Less than 200 metres
away from Aadhilakshmi’s home, Vijaylakshmi, once a construction worker and now an elderly vegetable vendor, has also not got her rations for over a year: another blotched biometric test. “I have tried to sort out the problem twice, but with no luck,” she says. The Rs. 150 Vijaylakshmi earns daily selling vegetables helps her make ends meet.
It’s not just the elderly and manual labourers paying the price for Aadhaar’s technological incompetence. Children do, too.
At a home in a slum situated in the hustle of Cottonpet bazaar, west Bengaluru, siblings Kishore, 14, and Keerthana, 13, have not received their share of rations for two years because of non-matching biometric data. If a child is enrolled before 15, she/he must repeat the process when they reach that age. What if the biometrics do not match in the interim though? Well, you don’t get your rations. Their parents are municipal corporation sweepers, whose combined salaries total Rs. 12,000 a month.
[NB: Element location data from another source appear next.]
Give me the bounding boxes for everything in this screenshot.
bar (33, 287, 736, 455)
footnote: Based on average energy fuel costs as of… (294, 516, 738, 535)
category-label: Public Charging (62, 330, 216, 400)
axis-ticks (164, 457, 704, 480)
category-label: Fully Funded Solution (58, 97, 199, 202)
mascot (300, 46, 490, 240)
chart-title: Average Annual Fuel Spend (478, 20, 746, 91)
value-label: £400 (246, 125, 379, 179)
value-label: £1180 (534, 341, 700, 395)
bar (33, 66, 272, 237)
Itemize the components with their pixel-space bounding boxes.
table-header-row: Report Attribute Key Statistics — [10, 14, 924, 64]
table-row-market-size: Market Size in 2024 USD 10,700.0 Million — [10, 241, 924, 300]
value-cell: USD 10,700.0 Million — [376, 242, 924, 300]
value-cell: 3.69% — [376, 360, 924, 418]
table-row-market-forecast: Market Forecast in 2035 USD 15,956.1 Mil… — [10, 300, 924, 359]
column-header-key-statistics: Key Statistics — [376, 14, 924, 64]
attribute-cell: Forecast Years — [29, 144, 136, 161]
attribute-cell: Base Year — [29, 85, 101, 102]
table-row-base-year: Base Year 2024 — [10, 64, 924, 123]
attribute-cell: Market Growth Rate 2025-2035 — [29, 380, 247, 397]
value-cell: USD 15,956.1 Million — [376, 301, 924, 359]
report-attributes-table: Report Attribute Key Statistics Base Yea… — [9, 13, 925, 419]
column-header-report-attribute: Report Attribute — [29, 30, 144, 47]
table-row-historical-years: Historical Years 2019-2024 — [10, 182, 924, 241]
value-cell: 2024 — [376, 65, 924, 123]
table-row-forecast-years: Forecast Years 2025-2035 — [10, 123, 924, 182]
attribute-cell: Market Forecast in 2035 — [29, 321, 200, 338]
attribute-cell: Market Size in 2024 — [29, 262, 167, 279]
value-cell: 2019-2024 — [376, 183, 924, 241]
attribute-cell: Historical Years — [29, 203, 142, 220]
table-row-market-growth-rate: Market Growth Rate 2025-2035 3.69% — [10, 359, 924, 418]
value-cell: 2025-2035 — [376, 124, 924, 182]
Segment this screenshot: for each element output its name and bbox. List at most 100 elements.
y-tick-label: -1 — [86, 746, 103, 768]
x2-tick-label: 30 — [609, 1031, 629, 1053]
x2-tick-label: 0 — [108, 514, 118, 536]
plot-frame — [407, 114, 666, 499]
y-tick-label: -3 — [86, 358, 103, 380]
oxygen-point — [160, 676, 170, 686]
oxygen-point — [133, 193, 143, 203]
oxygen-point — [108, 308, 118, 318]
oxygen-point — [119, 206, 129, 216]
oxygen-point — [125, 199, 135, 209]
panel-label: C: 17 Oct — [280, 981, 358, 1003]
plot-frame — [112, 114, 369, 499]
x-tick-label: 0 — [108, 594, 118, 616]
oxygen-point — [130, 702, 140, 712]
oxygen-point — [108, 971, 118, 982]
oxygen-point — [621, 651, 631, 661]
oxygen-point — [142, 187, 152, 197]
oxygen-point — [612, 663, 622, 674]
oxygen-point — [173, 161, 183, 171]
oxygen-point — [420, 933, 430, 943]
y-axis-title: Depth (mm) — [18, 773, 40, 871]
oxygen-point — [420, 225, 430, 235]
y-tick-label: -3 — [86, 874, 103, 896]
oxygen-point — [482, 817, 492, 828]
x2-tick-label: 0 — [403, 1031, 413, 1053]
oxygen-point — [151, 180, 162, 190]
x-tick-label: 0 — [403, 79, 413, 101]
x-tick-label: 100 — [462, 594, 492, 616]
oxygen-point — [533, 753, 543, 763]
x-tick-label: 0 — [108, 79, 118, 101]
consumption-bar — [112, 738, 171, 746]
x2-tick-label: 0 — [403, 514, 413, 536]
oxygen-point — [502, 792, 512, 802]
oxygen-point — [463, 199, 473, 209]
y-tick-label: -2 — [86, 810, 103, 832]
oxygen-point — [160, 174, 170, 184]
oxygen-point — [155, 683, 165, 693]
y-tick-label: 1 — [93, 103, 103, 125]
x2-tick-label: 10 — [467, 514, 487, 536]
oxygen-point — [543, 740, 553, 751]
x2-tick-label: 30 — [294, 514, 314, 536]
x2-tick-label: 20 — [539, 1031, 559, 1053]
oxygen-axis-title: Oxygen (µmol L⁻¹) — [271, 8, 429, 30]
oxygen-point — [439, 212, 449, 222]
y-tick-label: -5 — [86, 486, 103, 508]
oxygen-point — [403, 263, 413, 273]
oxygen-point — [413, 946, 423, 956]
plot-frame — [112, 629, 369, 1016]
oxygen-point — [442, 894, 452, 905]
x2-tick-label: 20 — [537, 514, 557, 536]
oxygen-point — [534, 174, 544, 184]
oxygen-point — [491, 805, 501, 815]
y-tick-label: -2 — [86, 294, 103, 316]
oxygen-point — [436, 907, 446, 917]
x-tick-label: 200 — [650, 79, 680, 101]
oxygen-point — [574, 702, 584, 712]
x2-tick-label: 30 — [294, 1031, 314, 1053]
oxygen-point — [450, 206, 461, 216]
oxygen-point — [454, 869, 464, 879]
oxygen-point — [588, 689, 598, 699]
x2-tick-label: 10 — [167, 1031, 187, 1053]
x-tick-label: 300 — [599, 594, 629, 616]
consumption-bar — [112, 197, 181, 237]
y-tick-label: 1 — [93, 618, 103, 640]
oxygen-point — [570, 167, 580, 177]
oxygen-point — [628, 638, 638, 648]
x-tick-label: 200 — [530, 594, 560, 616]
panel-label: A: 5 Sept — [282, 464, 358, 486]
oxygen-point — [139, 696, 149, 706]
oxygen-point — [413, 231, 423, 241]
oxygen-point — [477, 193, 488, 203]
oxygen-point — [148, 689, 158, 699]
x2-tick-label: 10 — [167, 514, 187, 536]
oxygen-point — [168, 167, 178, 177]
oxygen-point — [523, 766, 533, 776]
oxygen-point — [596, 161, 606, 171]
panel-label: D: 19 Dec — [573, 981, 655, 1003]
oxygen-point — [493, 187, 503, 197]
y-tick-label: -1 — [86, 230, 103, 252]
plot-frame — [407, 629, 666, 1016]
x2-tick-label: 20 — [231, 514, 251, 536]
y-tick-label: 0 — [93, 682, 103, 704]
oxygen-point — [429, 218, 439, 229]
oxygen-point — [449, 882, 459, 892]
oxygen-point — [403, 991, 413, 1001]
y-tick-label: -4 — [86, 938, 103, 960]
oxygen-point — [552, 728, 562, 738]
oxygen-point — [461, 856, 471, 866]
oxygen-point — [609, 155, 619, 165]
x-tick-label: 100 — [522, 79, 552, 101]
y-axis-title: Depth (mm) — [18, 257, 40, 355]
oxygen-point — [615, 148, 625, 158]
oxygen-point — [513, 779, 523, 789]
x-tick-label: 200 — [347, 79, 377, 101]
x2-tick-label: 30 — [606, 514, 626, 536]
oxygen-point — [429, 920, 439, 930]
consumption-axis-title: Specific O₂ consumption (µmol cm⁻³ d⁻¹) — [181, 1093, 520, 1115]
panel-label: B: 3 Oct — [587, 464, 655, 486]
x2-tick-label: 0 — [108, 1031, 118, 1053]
Kishore, a bright student, joined a private English medium school two years ago, but mounting expenses and the ration denial forced his parents to pull him out and enrol him in a government school. He now helps with the family income by delivering milk in his neighbourhood. He wakes up at 4 a.m. and leaves home at 6 a.m. to deliver morning supplies. He then rushes to school at 9 a.m. After school closes at 4 p.m., he darts off to make the evening milk deliveries. His work day ends at 8 p.m.
But what about homework? “I try to finish as much of it as I can in school,” says Kishore. The roughly eight hours of work he clocks in every day earns him Rs. 3,500, all of which he gives to his parents. With the added income, they can handle the family’s provisions. Often, they buy rice from their neighbours at Rs. 15 a kilogram. But if the two children could also get their rations, seven kilos of rice would have been free for each of them.
It hardly matters that they have been going to the same ration shop for years because, says Reshma, an activist with the Right to Food campaign, “the dealer may know you, but the machine does not.”